Le troisième accord complémentaire ci-dessus mentionné, dont l'interprétation fait l'objet du litige devant le juge national, est encore en vigueur, malgré les dispositions de l'article 6 du règlement no 1408/71, ainsi que cela résulte expressément de son annexe 2 auquel se réfère l'article 7, paragraphe 2, du même règlement. Conformément aux dispositions générales servant de préambule à la liste des conventions incluses dans cette annexe, «dans la mesure où les dispositions mentionnées à la présente annexe prévoient des références à d'autres dispositions conventionnelles, ces références sont remplacées par des références aux dispositions correspondantes du règlement, pour autant que les dispositions conventionnelles en cause ne sont pas elles-mêmes mentionnées à la présente annexe.» L'article 1 de l'accord complémentaire conclu entre la République fédérale et la Belgique se réfère en particulier à l'article 1 de la Convention générale de sécurité sociale intervenue entre la Belgique et l'Allemagne laquelle, en son point 12, définit les notions de «prestations, pensions ou rentes.» Cette disposition ne figure pas à l'annexe II du règlement CEE no 1408/71. L'article 2 du troisième accord complémentaire, qui fait l'objet de la demande d'interprétation formulée par le juge national, concerne le paiement des prestations mentionnées à l'article 1 de ce même accord complémentaire, à savoir les pensions ou rentes définies précisément dans la Convention générale. En application de la disposition générale servant de préambule à la liste de l'annexe II du règlement no 1408, les dispositions correspondantes de ce règlement ont été substituées aux dispositions de la Convention générale qui définissait les notions en question et auxquelles se référait l'accord complémentaire. Pour appliquer l'accord complémentaire, il sera donc nécessaire de se fonder sur les notions de prestation, pension ou rente qui sont définies par la législation communautaire en matière de sécurité sociale. Il existe par conséquent un lien logique, étroit et nécessaire entre la question d'interprétation posée par le juge allemand, que nous sommes incompétents à connaître, et la question de savoir si les prestations réclamées par la demanderesse peuvent être englobées dans la notion de pension ou de rente au sens de la réglementation communautaire concernant la sécurité sociale des travailleurs.

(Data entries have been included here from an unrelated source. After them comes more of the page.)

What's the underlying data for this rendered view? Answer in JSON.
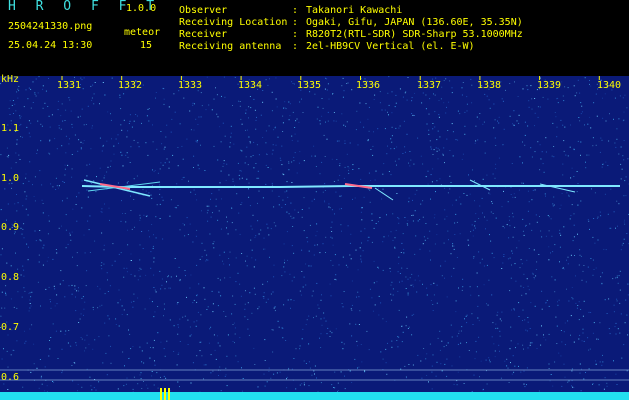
{
  "header": {
    "app_title": "H R O F F T",
    "version": "1.0.0",
    "filename": "2504241330.png",
    "datetime": "25.04.24 13:30",
    "detection_label": "meteor",
    "detection_count": "15",
    "info": [
      {
        "label": "Observer",
        "value": "Takanori Kawachi"
      },
      {
        "label": "Receiving Location",
        "value": "Ogaki, Gifu, JAPAN (136.60E, 35.35N)"
      },
      {
        "label": "Receiver",
        "value": "R820T2(RTL-SDR) SDR-Sharp 53.1000MHz"
      },
      {
        "label": "Receiving antenna",
        "value": "2el-HB9CV Vertical (el. E-W)"
      }
    ],
    "separator": ":"
  },
  "spectrogram": {
    "y_unit": "kHz",
    "y_ticks": [
      "1.1",
      "1.0",
      "0.9",
      "0.8",
      "0.7",
      "0.6"
    ],
    "x_ticks": [
      "1331",
      "1332",
      "1333",
      "1334",
      "1335",
      "1336",
      "1337",
      "1338",
      "1339",
      "1340"
    ],
    "colors": {
      "background": "#0a1a78",
      "noise": "#3aa0e8",
      "carrier": "#7fe8ff",
      "baseline": "#22e0f0",
      "label": "#ffff00"
    }
  }
}
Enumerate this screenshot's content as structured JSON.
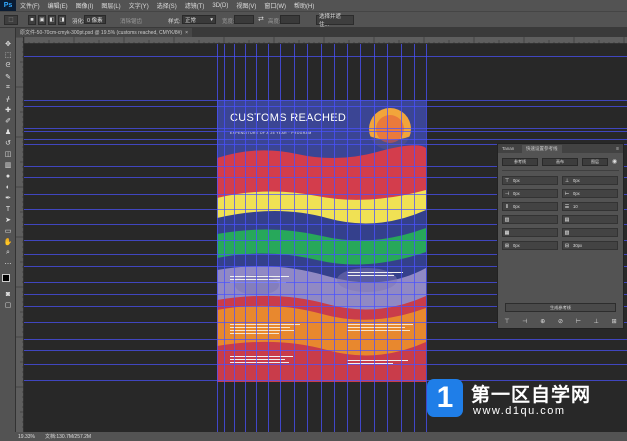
{
  "app": {
    "logo": "Ps"
  },
  "menu": [
    "文件(F)",
    "编辑(E)",
    "图像(I)",
    "图层(L)",
    "文字(Y)",
    "选择(S)",
    "滤镜(T)",
    "3D(D)",
    "视图(V)",
    "窗口(W)",
    "帮助(H)"
  ],
  "options": {
    "feather_label": "羽化:",
    "feather_value": "0 像素",
    "antialias_label": "消除锯齿",
    "style_label": "样式:",
    "style_value": "正常",
    "width_label": "宽度:",
    "height_label": "高度:",
    "select_mask_label": "选择并遮住..."
  },
  "document": {
    "tab_title": "原文件-50-70cm-cmyk-300pt.psd @ 19.5% (customs reached, CMYK/8#)",
    "close_glyph": "×"
  },
  "poster": {
    "title": "CUSTOMS REACHED",
    "subtitle": "EXPENDITURE OF A 25 YEAR  ·  PROGRAM"
  },
  "colors": {
    "band_navy": "#3b4594",
    "band_red": "#d33d4c",
    "band_yellow": "#f0e154",
    "band_green": "#27a85a",
    "band_lavender": "#9089c4",
    "band_orange": "#e8882e",
    "band_crimson": "#c93c4a",
    "sun": "#f2a53b",
    "guides": "#4a52ff"
  },
  "panel": {
    "tabs": [
      "Tanan",
      "快速设置参考线"
    ],
    "buttons": [
      "参考线",
      "画布",
      "图层"
    ],
    "rows_left": [
      "0px",
      "0px",
      "0px",
      "",
      "",
      "0px"
    ],
    "rows_right": [
      "0px",
      "0px",
      "10",
      "",
      "",
      "30px"
    ],
    "generate_label": "生成参考线"
  },
  "status": {
    "zoom": "19.33%",
    "doc_info": "文档:130.7M/257.2M"
  },
  "watermark": {
    "title": "第一区自学网",
    "url": "www.d1qu.com",
    "logo_char": "1"
  }
}
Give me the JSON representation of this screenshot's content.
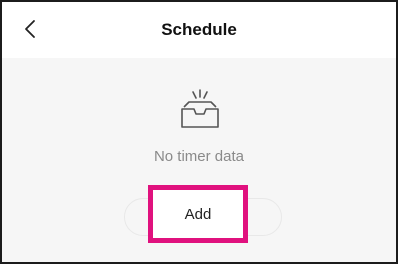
{
  "header": {
    "back_icon": "chevron-left-icon",
    "title": "Schedule"
  },
  "empty_state": {
    "icon": "empty-inbox-icon",
    "message": "No timer data"
  },
  "actions": {
    "add_label": "Add"
  },
  "colors": {
    "highlight": "#e0117e",
    "background": "#f6f6f6",
    "text_muted": "#8a8a8a"
  }
}
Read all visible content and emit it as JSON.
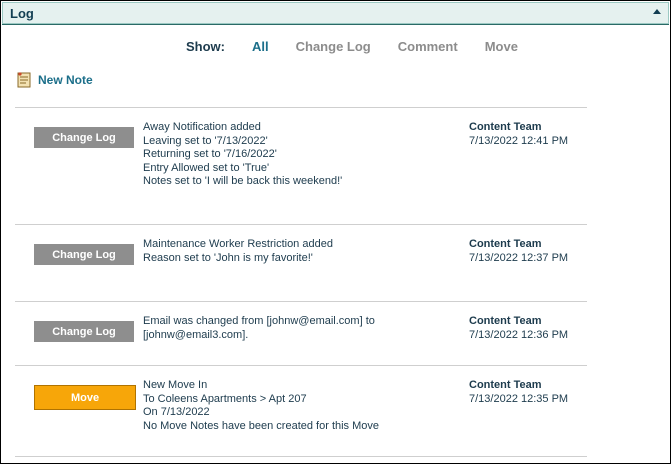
{
  "panel": {
    "title": "Log"
  },
  "filter": {
    "label": "Show:",
    "options": [
      "All",
      "Change Log",
      "Comment",
      "Move"
    ],
    "selected": "All"
  },
  "new_note": {
    "label": "New Note",
    "icon": "note-icon"
  },
  "entries": [
    {
      "type": "Change Log",
      "lines": [
        "Away Notification added",
        "Leaving set to '7/13/2022'",
        "Returning set to '7/16/2022'",
        "Entry Allowed set to 'True'",
        "Notes set to 'I will be back this weekend!'"
      ],
      "author": "Content Team",
      "timestamp": "7/13/2022 12:41 PM"
    },
    {
      "type": "Change Log",
      "lines": [
        "Maintenance Worker Restriction added",
        "Reason set to 'John is my favorite!'"
      ],
      "author": "Content Team",
      "timestamp": "7/13/2022 12:37 PM"
    },
    {
      "type": "Change Log",
      "lines": [
        "Email was changed from [johnw@email.com] to",
        "[johnw@email3.com]."
      ],
      "author": "Content Team",
      "timestamp": "7/13/2022 12:36 PM"
    },
    {
      "type": "Move",
      "lines": [
        "New Move In",
        "To Coleens Apartments > Apt 207",
        "On 7/13/2022",
        "No Move Notes have been created for this Move"
      ],
      "author": "Content Team",
      "timestamp": "7/13/2022 12:35 PM"
    }
  ],
  "colors": {
    "header_bg": "#e5f1ef",
    "accent": "#1c6f8a",
    "change_log_tag": "#8e8e8e",
    "move_tag": "#f7a609",
    "text": "#1d3b4d"
  }
}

Il convient donc dans cette perspective d'interpréter les notions en question.
Nous avons vu que les prestations auxquelles la demanderesse en appel prétend avoir droit en vertu de l'article 2 du troisième accord complémentaire sont l'indemnité forfaitaire à verser à la veuve en cas de remariage et l'allocation de décès prévue par le Reichsversicherungsordnung allemand.
En application de l'article 1, s), du règlement no 3 et de l'article 1, t), du règlement no 1408/71, l'expression «prestations, pensions ou rentes» désigne, entre autres, «les prestations en capital qui peuvent être substituées aux pensions ou rentes». Une indemnité forfaitaire du genre de ce que prévoit l'article 615 du Reichsversicherungsordnung en faveur de la veuve en cas de remariage constitue une prestation en capital «una tantum» qui coïncide avec la cessation des prestations versées au titre de la pension de veuve. S'agit-il donc d'une prestation en capital qui se substitue à ladite pension au sens des dispositions communautaires ci-dessus mentionnées? Cette opinion n'a pas été, dans le passé, celle du Bundessozialgericht qui a estimé, dans un arrêt du 12 novembre 1969 cité dans les observations de la Commission, que l'indemnité versée à la veuve à l'occasion d'un ramariage ne se substitue pas à une pension ou à une rente, mais lui est accordée pour une raison de morale sociale, dans le but de faciliter le remariage de la veuve et éviter en conséquence le «concubinage des pensionnés» ; elle ne pourrait donc être accordée hors du territoire national. Dans cet arrêt, le Bundessozialgericht a estimé que la notion de prestation en capital, susceptible d'être substituée aux pensions ou rentes visées à l'article 1, s), du règlement no 3 du Conseil, vise seulement les prestations destinées à se substituer à des prestations périodiques futures.
Plus récemment, dans l'arrêt du 21 décembre 1971, le Bundessozialgericht, statuant en chambres réunies («Großer Senat»), a modifié sa conception de façon radicale.
La juridiction suprême allemande a fait observer qu'il existait des rapports étroits entre la pension de veuve et l'indemnité forfaitaire versée en cas de remariage: le montant de cette dernière dépend du niveau de la première, dans la mesure où il correspond, sur le plan économique, au paiement anticipe de cinq années de ladite pension; en cas de dissolution du nouveau mariage, la pension de veuve peut revivre, l'indemnité précitée étant alors imputée sur la pension. Le Bundessozialgericht en a déduit que l'indemnité devait être versée même à l'étranger, également lorsque ce versement n'était prévu ni par le droit communautaire, ni par des conventions interétatiques («Entscheidungen des Bundessozialgerichts», volume 33, 1972, p. 290).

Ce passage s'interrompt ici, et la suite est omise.